Born on Chestnut Mountain in 1921, Shumate grew up hearing the sounds of his uncle playing fiddle at a neighboring farm. “He just played on his front porch when they got through working in the field,” he recalls. “Why, if the wind was coming in the right direction, I could hear him from our house, and, oh, it was so pretty.” Shumate says he has always liked the sound of a fiddle.
He also listened to the Grand Ole Opry’s premier fiddler, Arthur Smith. Smith’s style emphasized “long-bow” fiddling in which a number of notes are played with each stroke of the bow. “I tried my best to play just like Arthur,” Shumate remembers. In addition to learning bowing techniques, he was also influenced by Smith’s fondness for playing bluesy slides. Self-taught, Shumate began playing the fiddle as a young boy and won his first contest when he was fourteen years old.
As a young man, Shumate moved to Hickory, North Carolina, and went to work in a furniture factory, but was soon playing on the local radio station WHKY with Don Walker and the Blue Ridge Boys.
One day, as Bill Monroe was driving through North Carolina, he happened to tune in to the show and heard Shumate’s fiddling. Shortly thereafter, Shumate received a surprise phone call from the Father of Bluegrass himself asking him to join his Blue Grass Boys.
Monroe’s Blue Grass Boys played each Saturday night on the Grand Ole Opry and spent the rest of the week performing across the South. During these trips Shumate realized the extent of their influence. “Little groups were all over the country and every one of them would be trying to do the same thing we had done on the Opry the night before,” he recalls. “I said, ‘Fellows, we’re making some kind of history, [but] I don’t know what it is.” While working on the Opry, Shumate introduced Monroe’s songs with a fiddle “kick-off” that quickly became standard practice in bluegrass music.
In 1948, Earl Scruggs and Lester Flatt offered him a job with the Foggy Mountain Boys, and Shumate fiddled on the legendary band’s first recording session. That same year, he outplayed some of the country’s best fiddlers to win the National Fiddlers Convention in Richlands, Virginia, giving him the permanent title of Master Fiddler. In 1949, Shumate tired of life on the road and returned to Hickory to work in retail furniture sales; however, he continued to perform and record when his schedule permitted. Over the years, Shumate has recorded old bluegrass standards as well as his own original tunes. All of his recordings are included in the Jim Shumate Collection (Volume 1 and 2) available through Heritage Records in Galax, Virginia.
Shumate’s upbeat, innovative style of fiddling and his stint on the Grand Ole Opry earned him recognition in the Bluegrass Hall of Fame in Nashville, Tennessee.
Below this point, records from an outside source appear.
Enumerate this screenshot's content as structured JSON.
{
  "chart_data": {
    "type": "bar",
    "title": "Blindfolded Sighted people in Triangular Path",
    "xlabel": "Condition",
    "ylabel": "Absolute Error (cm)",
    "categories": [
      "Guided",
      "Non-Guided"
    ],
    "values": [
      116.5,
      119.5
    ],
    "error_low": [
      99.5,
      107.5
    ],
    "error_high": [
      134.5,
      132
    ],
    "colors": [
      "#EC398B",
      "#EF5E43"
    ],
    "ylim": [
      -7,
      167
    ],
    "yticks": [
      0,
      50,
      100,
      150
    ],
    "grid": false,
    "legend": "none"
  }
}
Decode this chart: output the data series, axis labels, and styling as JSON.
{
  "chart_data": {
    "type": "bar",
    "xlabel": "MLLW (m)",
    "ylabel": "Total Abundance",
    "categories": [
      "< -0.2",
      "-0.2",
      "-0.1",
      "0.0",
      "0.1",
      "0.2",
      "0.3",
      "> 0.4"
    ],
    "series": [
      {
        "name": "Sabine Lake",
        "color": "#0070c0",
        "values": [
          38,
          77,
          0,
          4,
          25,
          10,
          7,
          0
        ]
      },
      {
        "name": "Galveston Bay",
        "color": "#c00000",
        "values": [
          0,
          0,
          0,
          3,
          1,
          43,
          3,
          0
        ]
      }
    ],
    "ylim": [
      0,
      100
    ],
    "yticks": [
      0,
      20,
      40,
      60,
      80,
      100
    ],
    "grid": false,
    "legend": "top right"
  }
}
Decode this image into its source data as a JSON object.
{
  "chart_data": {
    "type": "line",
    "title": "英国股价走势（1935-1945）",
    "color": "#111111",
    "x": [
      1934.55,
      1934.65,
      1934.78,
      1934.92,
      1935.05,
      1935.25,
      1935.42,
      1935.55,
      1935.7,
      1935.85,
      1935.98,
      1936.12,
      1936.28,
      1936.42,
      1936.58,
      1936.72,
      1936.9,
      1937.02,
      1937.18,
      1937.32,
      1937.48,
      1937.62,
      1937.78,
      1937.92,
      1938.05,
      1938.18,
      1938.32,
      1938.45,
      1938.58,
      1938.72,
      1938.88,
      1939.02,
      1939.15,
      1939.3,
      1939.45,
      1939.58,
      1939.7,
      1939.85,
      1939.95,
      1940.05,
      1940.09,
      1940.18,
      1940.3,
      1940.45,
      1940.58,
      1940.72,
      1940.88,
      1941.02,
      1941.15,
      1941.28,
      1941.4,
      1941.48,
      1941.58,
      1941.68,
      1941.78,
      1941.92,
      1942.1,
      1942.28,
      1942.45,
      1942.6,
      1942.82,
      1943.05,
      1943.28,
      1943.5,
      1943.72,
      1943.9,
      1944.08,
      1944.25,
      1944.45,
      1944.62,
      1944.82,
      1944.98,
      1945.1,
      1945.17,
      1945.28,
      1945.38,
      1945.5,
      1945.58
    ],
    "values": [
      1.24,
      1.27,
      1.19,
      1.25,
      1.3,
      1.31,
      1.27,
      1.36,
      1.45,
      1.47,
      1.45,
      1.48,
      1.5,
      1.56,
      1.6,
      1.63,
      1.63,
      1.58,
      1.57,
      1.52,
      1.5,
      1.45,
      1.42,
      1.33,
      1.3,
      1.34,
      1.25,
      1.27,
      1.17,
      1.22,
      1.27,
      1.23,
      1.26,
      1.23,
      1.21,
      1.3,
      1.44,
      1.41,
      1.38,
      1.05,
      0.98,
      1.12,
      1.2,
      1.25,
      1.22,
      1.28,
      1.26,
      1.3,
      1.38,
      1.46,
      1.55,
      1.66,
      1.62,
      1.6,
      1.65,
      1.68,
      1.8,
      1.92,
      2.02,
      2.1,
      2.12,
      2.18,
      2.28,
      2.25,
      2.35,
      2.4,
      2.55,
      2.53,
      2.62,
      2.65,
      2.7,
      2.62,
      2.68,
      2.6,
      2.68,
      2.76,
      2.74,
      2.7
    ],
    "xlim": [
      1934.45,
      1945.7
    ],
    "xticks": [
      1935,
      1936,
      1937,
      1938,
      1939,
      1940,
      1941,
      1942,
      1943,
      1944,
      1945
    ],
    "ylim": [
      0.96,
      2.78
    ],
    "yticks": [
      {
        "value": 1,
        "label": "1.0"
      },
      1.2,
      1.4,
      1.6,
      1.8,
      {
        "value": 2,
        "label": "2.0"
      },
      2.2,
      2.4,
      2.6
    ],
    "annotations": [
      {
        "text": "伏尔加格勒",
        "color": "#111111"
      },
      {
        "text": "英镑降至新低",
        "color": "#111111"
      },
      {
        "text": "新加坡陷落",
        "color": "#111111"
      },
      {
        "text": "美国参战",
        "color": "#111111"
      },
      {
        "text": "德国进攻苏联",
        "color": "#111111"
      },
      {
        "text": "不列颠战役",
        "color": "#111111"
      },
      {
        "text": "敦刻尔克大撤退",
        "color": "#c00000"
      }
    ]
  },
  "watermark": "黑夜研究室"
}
In 1995, his contribution to bluegrass music garnered him the North Carolina Folk Heritage Award given by the North Carolina Arts Council for “excellence achieved through a lifetime of practice.” As one of the pioneers of bluegrass music, Shumate appeared on a TNN special, “Grass Roots to Bluegrass,” in 1999 which highlighted the originators of bluegrass music in an informal jam session hosted by Mac Wiseman. Shumate performed at the first MerleFest in 1988 in his native North Wilkesboro and returned in 2005 to perform along with other former members of Bill Monroe’ Blue Grass Boys.
In addition to his prowess as a fiddler, Shumate is a composer of sacred songs. His favorite, “Old Country Baptizing,” is sung regularly in churches in western North Carolina. Reflecting on his musical talent, he is quick to acknowledge his blessings. “I just thank God for the gift that I have in it. And every day I can play a little better than I could the day before. So that‘s got to be a gift, you know.”
At eighty-nine, Jim Shumate lives in Hickory with Naomi, his wife of sixty-seven years. They enjoy spending as much time as possible at their retreat at his boyhood home place on Chestnut Mountain. A lover of the North Carolina Mountains, Shumate paid tribute to his Chestnut Mountain roots when composing his original tune, “Chestnut Mountain Rag.” He continues to play for family and friends, gives fiddle lessons, and occasionally gives selected public performances. His wife Naomi comments, “He picked up the fiddle when he was a boy and hasn’t put it down.”